Start by getting your data house in order. Without clean, well-organized data, even the most sophisticated AI tools will fail to deliver value. This means investing in proper data governance and quality control measures before diving into AI projects.
Build expertise from within. Cloud providers offer powerful tools, but your team needs to understand how to apply them effectively to your business challenges. Invest in training your existing staff and strategically hire AI specialists who can bridge the gap between technology and business outcomes.
Begin with small, focused projects that address specific business problems. Prove the value through controlled experiments before scaling up. This approach helps build confidence, develop internal capabilities, and demonstrate tangible ROI.
The road ahead for cloud-based AI
Cloud providers will continue to grow in the coming years, but their market could contract unless they can help their customers develop AI strategies that overcome the current high failure rates. The reasons enterprises struggle with generative AI, agentic AI, and project failures are well understood. This isn’t a mystery to analysts and CTOs. Yet enterprises seem unwilling or unable to invest in solutions.
The gap between AI supply and demand will eventually close, but it will take significantly longer than cloud providers and their marketing teams suggest.
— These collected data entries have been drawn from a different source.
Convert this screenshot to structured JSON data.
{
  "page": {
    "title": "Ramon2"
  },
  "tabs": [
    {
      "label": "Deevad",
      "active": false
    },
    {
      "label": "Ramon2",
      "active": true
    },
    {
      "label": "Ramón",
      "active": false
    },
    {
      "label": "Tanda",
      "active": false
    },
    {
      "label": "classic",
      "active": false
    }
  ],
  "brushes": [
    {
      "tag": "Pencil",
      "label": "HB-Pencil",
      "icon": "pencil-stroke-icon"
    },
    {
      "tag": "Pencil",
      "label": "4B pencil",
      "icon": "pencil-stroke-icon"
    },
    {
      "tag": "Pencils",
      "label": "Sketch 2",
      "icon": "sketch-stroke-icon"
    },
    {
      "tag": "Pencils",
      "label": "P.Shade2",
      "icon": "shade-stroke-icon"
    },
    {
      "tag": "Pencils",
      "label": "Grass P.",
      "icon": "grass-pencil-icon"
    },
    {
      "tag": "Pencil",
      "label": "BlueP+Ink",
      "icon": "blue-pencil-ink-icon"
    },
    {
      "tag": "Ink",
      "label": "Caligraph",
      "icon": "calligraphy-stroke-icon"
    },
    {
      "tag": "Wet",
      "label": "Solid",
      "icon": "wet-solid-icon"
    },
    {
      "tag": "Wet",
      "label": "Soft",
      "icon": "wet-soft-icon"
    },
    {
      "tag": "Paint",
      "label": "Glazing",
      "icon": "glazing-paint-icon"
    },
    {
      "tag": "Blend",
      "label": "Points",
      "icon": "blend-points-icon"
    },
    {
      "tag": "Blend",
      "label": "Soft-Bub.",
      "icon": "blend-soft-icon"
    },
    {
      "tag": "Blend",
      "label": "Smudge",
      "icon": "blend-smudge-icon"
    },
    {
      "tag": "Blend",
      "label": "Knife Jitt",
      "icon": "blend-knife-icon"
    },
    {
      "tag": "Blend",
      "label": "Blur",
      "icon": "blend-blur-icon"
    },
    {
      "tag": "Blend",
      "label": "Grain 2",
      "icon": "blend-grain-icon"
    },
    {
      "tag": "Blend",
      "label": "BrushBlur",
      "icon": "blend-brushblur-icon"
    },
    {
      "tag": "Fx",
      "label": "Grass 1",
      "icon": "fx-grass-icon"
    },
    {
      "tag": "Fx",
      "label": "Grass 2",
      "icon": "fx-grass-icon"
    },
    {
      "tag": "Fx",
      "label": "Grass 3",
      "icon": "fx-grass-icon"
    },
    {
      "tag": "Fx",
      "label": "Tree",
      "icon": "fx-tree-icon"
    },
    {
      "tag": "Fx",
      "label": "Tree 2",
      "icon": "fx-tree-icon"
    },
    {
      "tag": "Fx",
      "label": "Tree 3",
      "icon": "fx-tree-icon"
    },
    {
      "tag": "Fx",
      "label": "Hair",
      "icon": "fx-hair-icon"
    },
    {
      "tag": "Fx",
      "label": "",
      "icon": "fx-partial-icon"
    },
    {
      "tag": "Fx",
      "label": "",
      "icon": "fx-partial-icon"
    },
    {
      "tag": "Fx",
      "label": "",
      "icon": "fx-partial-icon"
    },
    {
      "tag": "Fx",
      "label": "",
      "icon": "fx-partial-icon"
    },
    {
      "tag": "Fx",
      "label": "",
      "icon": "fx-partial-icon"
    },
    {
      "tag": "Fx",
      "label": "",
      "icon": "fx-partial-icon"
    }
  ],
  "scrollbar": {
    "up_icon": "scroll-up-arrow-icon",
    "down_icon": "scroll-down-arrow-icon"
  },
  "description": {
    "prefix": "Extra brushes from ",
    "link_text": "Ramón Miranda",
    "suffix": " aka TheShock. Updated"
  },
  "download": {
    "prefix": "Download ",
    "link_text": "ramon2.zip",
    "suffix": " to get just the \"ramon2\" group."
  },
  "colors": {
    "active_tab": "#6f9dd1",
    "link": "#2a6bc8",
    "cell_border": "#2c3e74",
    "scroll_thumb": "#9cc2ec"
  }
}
Organizations that take a measured approach of thoughtful planning and building proper foundations may move more slowly initially, but will ultimately be more successful in their AI implementations and realize better returns on their investments.
As we move forward, cloud providers and enterprises must align their expectations with reality and focus on building sustainable, practical AI implementations rather than chasing the latest hype cycle. I hope that enterprises and cloud providers both can get what they are looking for; it should be the same thing—right?